Bonangando est un village Akwa (pas celui au centre de douala) sur la rive gauche du Wouri, en face de Yasem, le village de Papa Mbango et chef lieu du Canton Bakoko du Moungo. Alors que la plupart de témoignages attestent que cet espace fut donné au Mfôn Ngando a Kwa par les Bakoko après la guerre entre les Ewodi et les Bodiman, lui attribue ledit espace aux Basaa de Lendi, non sans raconter l’histoire qui emmena les Lendi à l’abandonner. J’espère récupérer tous ces enregistrements à partir de mon disque dur externe endommagé. Un trésor.
Pa’a Mbango.
Toi dont l’histoire n’a pas été un long fleuve tranquille. Encore bébé, alors que tu rampais à peine, ton grand frère te trancha 4 doigts de ta main gauche que tu avais posé sur la noix de coco.
Tu as injustement été exclu de l’école à Edea par ton maître. Tu as ensuite eu ton CEPE plus tard à Douala en étant autodidacte.
Tu as travaillé au Tchad et lors d’un voyage à l’Est du Cameroun, tu as failli être mangé par les cannibales, sauvé de justesse par un détachement de l’armée envoyée te chercher.

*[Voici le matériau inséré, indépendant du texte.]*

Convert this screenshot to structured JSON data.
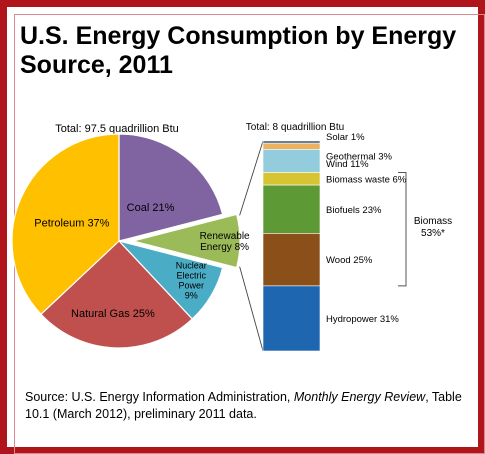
{
  "colors": {
    "frame": "#b0151b",
    "coal": "#8064a2",
    "petroleum": "#ffc000",
    "natural_gas": "#c0504d",
    "nuclear": "#4bacc6",
    "renewable": "#9bbb59",
    "solar": "#1f497d",
    "geothermal": "#eeb15e",
    "wind": "#93cddd",
    "biomass_waste": "#d6c433",
    "biofuels": "#5d9a35",
    "wood": "#8b4f1a",
    "hydropower": "#1f66b0"
  },
  "title": "U.S. Energy Consumption by Energy Source, 2011",
  "source": {
    "prefix": "Source: U.S. Energy Information Administration, ",
    "italic": "Monthly Energy Review",
    "suffix": ", Table 10.1 (March 2012), preliminary 2011 data."
  },
  "chart_data": [
    {
      "type": "pie",
      "total_label": "Total:  97.5 quadrillion Btu",
      "slices": [
        {
          "key": "coal",
          "label": "Coal 21%",
          "value": 21
        },
        {
          "key": "renewable",
          "label": "Renewable Energy 8%",
          "label_lines": [
            "Renewable",
            "Energy 8%"
          ],
          "value": 8,
          "exploded": true
        },
        {
          "key": "nuclear",
          "label": "Nuclear Electric Power 9%",
          "label_lines": [
            "Nuclear",
            "Electric",
            "Power",
            "9%"
          ],
          "value": 9
        },
        {
          "key": "natural_gas",
          "label": "Natural Gas  25%",
          "value": 25
        },
        {
          "key": "petroleum",
          "label": "Petroleum 37%",
          "value": 37
        }
      ]
    },
    {
      "type": "bar",
      "stacked": true,
      "total_label": "Total:  8 quadrillion Btu",
      "segments": [
        {
          "key": "solar",
          "label": "Solar  1%",
          "value": 1
        },
        {
          "key": "geothermal",
          "label": "Geothermal  3%",
          "value": 3
        },
        {
          "key": "wind",
          "label": "Wind  11%",
          "value": 11
        },
        {
          "key": "biomass_waste",
          "label": "Biomass waste 6%",
          "value": 6
        },
        {
          "key": "biofuels",
          "label": "Biofuels  23%",
          "value": 23
        },
        {
          "key": "wood",
          "label": "Wood 25%",
          "value": 25
        },
        {
          "key": "hydropower",
          "label": "Hydropower 31%",
          "value": 31
        }
      ],
      "bracket": {
        "label_lines": [
          "Biomass",
          "53%*"
        ],
        "label": "Biomass 53%*"
      }
    }
  ]
}
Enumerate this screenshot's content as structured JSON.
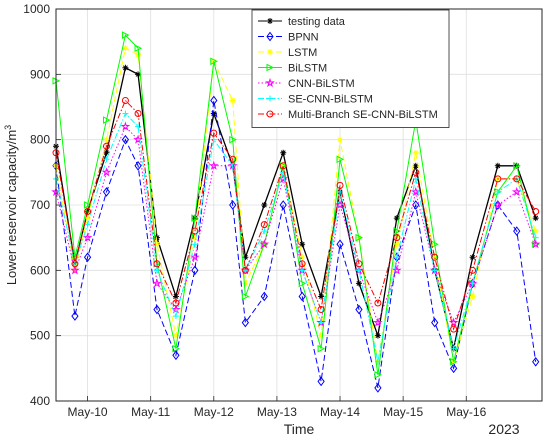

Tu as failli être pris dans la sorcellerie « du caîman » dans l’eau par l’un de tes frères du village qui t’a précédé il y plus d’un an.
Tu as été victime de l’ostracisme parce que tu as eu le courage de tes opinions et de tes actes, attaché au respect des traditions et de ses convenances.
Tu as été honoré en dernière minute du bout des yeux.
Ton bâton que certains ont refusé qu’il ne te soit remis est quelque part dans une chambre de notre maison. S’il ne te sera même pas remis à titre posthume, je me rappellerai que Achille Mbembe a dit que le Cameroun est ce « pays où l’ingratitude des vivants et la violence qu’ils exercent y compris à l’encontre des morts ont atteint des niveaux inégalés ailleurs dans le monde civilisé ».
Dieu t’a rappelé au moment où lui a disposé, et non celui qu’avaient proposé les hommes.